C’était une bouteille de Scotch vénérable ; pas du Scotch fabriqué à Bordeaux : du chouette, en kilt !

J’ai cueilli deux verres épais comme des hublots.

— On trinque ?

— Non, merci… pas soif…

— Un peu d’alcool te remonterait, tu sais ?

— Je n’ai pas besoin d’être remontée…

— Bon, comme tu voudras…

Je suis revenu m’installer dans un fauteuil en face d’elle. J’ai empli le glass à moitié et posé la bouteille sur le sol à côté de mon siège.

— J’aimerais savoir ce que tu penses, ai-je soupiré.

Elle a détourné les yeux.

— Tu ne veux pas me dire un peu ?

— Pff… les pensées, a murmuré Emma, peut-on jamais les exprimer ? Tu es là, il y a eu des tas de choses bizarres, il y en a encore… C’est ainsi, quoi ! Je cherche au fond à réaliser… Comment envisages-tu l’avenir, Kaput ?

— Je n’envisage rien, Emma… Je savoure ce bout de présent béni.

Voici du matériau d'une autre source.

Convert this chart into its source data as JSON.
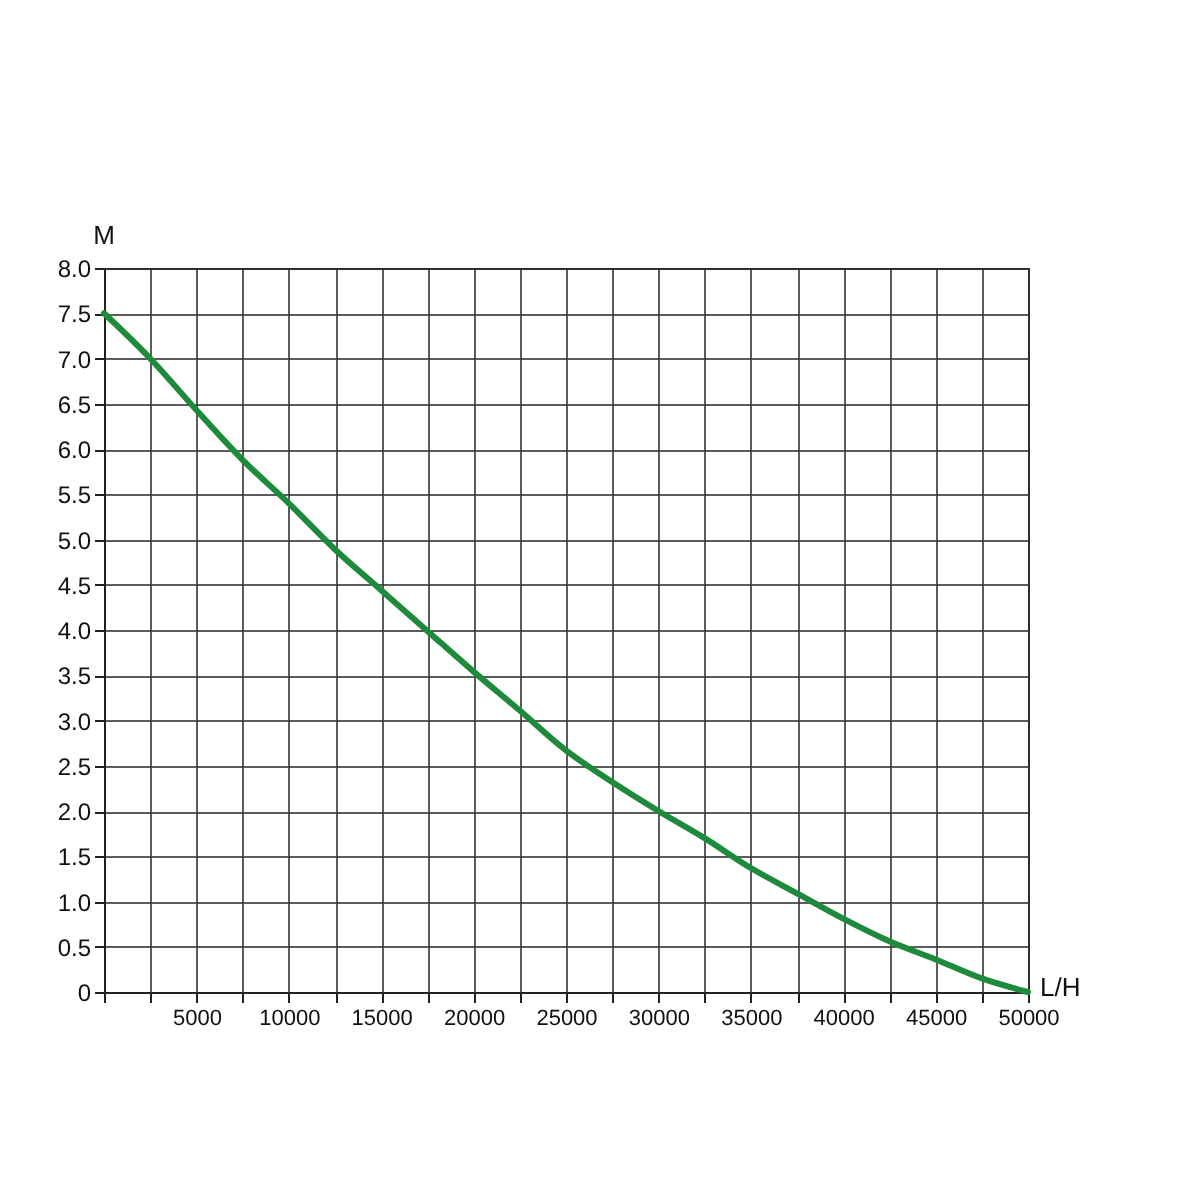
{
  "chart_data": {
    "type": "line",
    "xlabel": "L/H",
    "ylabel": "M",
    "x": [
      0,
      2500,
      5000,
      7500,
      10000,
      12500,
      15000,
      17500,
      20000,
      22500,
      25000,
      27500,
      30000,
      32500,
      35000,
      37500,
      40000,
      42500,
      45000,
      47500,
      50000
    ],
    "series": [
      {
        "color": "#1e8a3c",
        "values": [
          7.5,
          7.0,
          6.43,
          5.88,
          5.4,
          4.89,
          4.44,
          3.99,
          3.54,
          3.11,
          2.67,
          2.32,
          2.0,
          1.7,
          1.37,
          1.09,
          0.81,
          0.56,
          0.36,
          0.15,
          0
        ]
      }
    ],
    "xlim": [
      0,
      50000
    ],
    "ylim": [
      0,
      8
    ],
    "xticks": [
      {
        "value": 0,
        "label": null
      },
      {
        "value": 2500,
        "label": null
      },
      5000,
      {
        "value": 7500,
        "label": null
      },
      10000,
      {
        "value": 12500,
        "label": null
      },
      15000,
      {
        "value": 17500,
        "label": null
      },
      20000,
      {
        "value": 22500,
        "label": null
      },
      25000,
      {
        "value": 27500,
        "label": null
      },
      30000,
      {
        "value": 32500,
        "label": null
      },
      35000,
      {
        "value": 37500,
        "label": null
      },
      40000,
      {
        "value": 42500,
        "label": null
      },
      45000,
      {
        "value": 47500,
        "label": null
      },
      50000
    ],
    "yticks": [
      0,
      {
        "value": 0.5,
        "label": "0.5"
      },
      {
        "value": 1,
        "label": "1.0"
      },
      {
        "value": 1.5,
        "label": "1.5"
      },
      {
        "value": 2,
        "label": "2.0"
      },
      {
        "value": 2.5,
        "label": "2.5"
      },
      {
        "value": 3,
        "label": "3.0"
      },
      {
        "value": 3.5,
        "label": "3.5"
      },
      {
        "value": 4,
        "label": "4.0"
      },
      {
        "value": 4.5,
        "label": "4.5"
      },
      {
        "value": 5,
        "label": "5.0"
      },
      {
        "value": 5.5,
        "label": "5.5"
      },
      {
        "value": 6,
        "label": "6.0"
      },
      {
        "value": 6.5,
        "label": "6.5"
      },
      {
        "value": 7,
        "label": "7.0"
      },
      {
        "value": 7.5,
        "label": "7.5"
      },
      {
        "value": 8,
        "label": "8.0"
      }
    ],
    "grid": true,
    "marker": "none",
    "line_style": "solid"
  }
}
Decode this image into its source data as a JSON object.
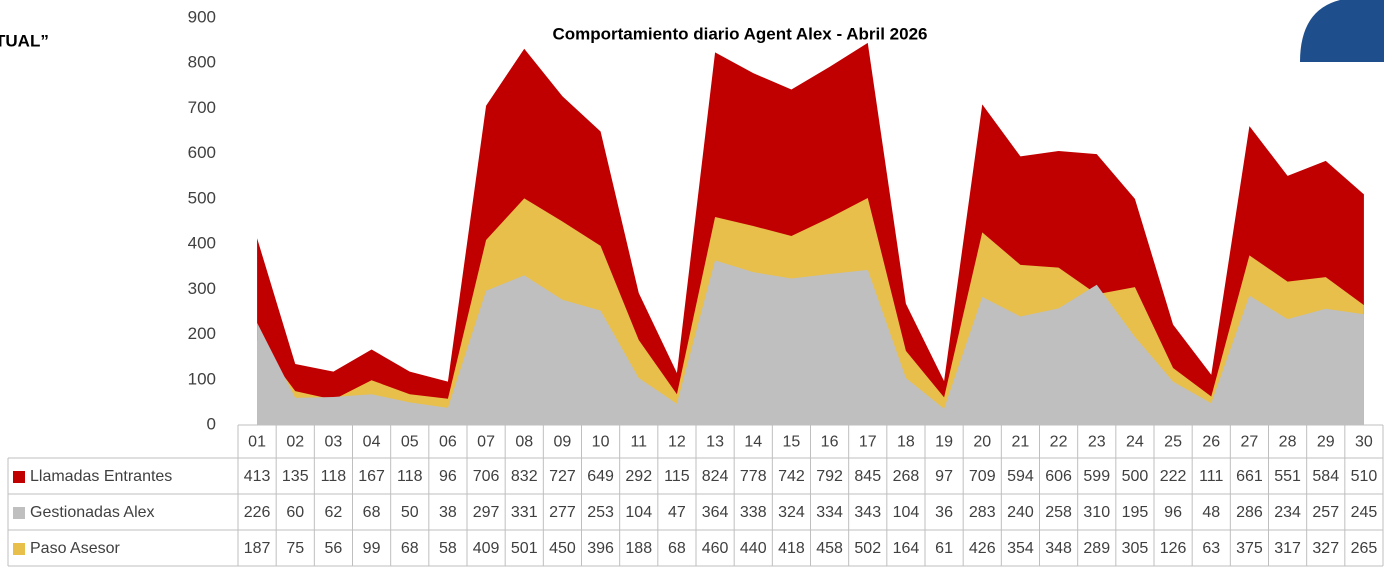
{
  "heading": "TUAL”",
  "chart_data": {
    "type": "area",
    "title": "Comportamiento diario Agent Alex - Abril 2026",
    "categories": [
      "01",
      "02",
      "03",
      "04",
      "05",
      "06",
      "07",
      "08",
      "09",
      "10",
      "11",
      "12",
      "13",
      "14",
      "15",
      "16",
      "17",
      "18",
      "19",
      "20",
      "21",
      "22",
      "23",
      "24",
      "25",
      "26",
      "27",
      "28",
      "29",
      "30"
    ],
    "series": [
      {
        "name": "Llamadas Entrantes",
        "color": "#c00000",
        "values": [
          413,
          135,
          118,
          167,
          118,
          96,
          706,
          832,
          727,
          649,
          292,
          115,
          824,
          778,
          742,
          792,
          845,
          268,
          97,
          709,
          594,
          606,
          599,
          500,
          222,
          111,
          661,
          551,
          584,
          510
        ]
      },
      {
        "name": "Gestionadas Alex",
        "color": "#bfbfbf",
        "values": [
          226,
          60,
          62,
          68,
          50,
          38,
          297,
          331,
          277,
          253,
          104,
          47,
          364,
          338,
          324,
          334,
          343,
          104,
          36,
          283,
          240,
          258,
          310,
          195,
          96,
          48,
          286,
          234,
          257,
          245
        ]
      },
      {
        "name": "Paso Asesor",
        "color": "#e8bf4a",
        "values": [
          187,
          75,
          56,
          99,
          68,
          58,
          409,
          501,
          450,
          396,
          188,
          68,
          460,
          440,
          418,
          458,
          502,
          164,
          61,
          426,
          354,
          348,
          289,
          305,
          126,
          63,
          375,
          317,
          327,
          265
        ]
      }
    ],
    "ylim": [
      0,
      900
    ],
    "yticks": [
      0,
      100,
      200,
      300,
      400,
      500,
      600,
      700,
      800,
      900
    ]
  }
}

Je suis libre, tu es belle… Il y a du fric à cueillir, de l’existence à vivre… Que demander de plus pour l’instant ?

— Evidemment.

J’ai levé mon verre à la hauteur de mon nez.

— A ta santé, bonne dame…

Elle m’a regardé.

— A la tienne… Kaput !

Pourquoi, à cet instant, ai-je ressenti une impression de péril ? C’était terriblement angoissant tout à coup. Comme si je venais d’avoir la notion d’un danger, d’un grand danger imminent. Pourtant la nuit était infiniment calme et je savais qu’il n’y avait personne dans la maison. C’est une chose qu’on sent lorsqu’on en est où j’en étais…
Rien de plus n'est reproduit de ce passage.